9.3 Distribution of corrected p-values (log10)

A flat right tail near log10(p) = 0 and a left mass below log10(0.05) ≈ -1.30 are the visual signature of a healthy correction stack: most tests fail to reject (correct), but a substantive minority clear the threshold (real signal).

9.4 Methodology — hypothesis testing and adjustment

Test battery. Each eligible feature is evaluated with Mann–Whitney (rank-based) and Welch (mean-based) two-sample tests across the pre-registered split; the Kolmogorov–Smirnov test is not used because shape-sensitive rejections dominated features with heavy tails.

Multiple comparisons. Benjamini–Hochberg false-discovery control is applied within each feature family (lexical_richness, readability, sentence_structure, entropy, self_similarity, ai_markers) so correlated features share one rejection budget rather than being treated as fully independent.

Computation. Feature time series are cached once per author and reused across windows, which keeps the full panel of tests feasible to compute.

Together, these choices yield the corrected p-value distribution and per-author significance rates shown in this chapter.

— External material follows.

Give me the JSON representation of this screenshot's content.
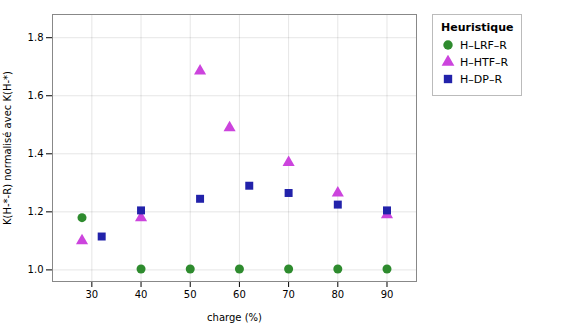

Summary: In this artifact set, 10,874 / 111,560 tests (about 9.7%) are significant after adjustment across twelve named authors. tommy-christopher shows the highest author-level significant rate (30.4%; 6,080 / 20,010), followed by colby-hall (17.4%) and zachary-leeman (14.2%). Sentence-structure and readability features account for a large share of significant tests, matching the concentration seen in the feature tables.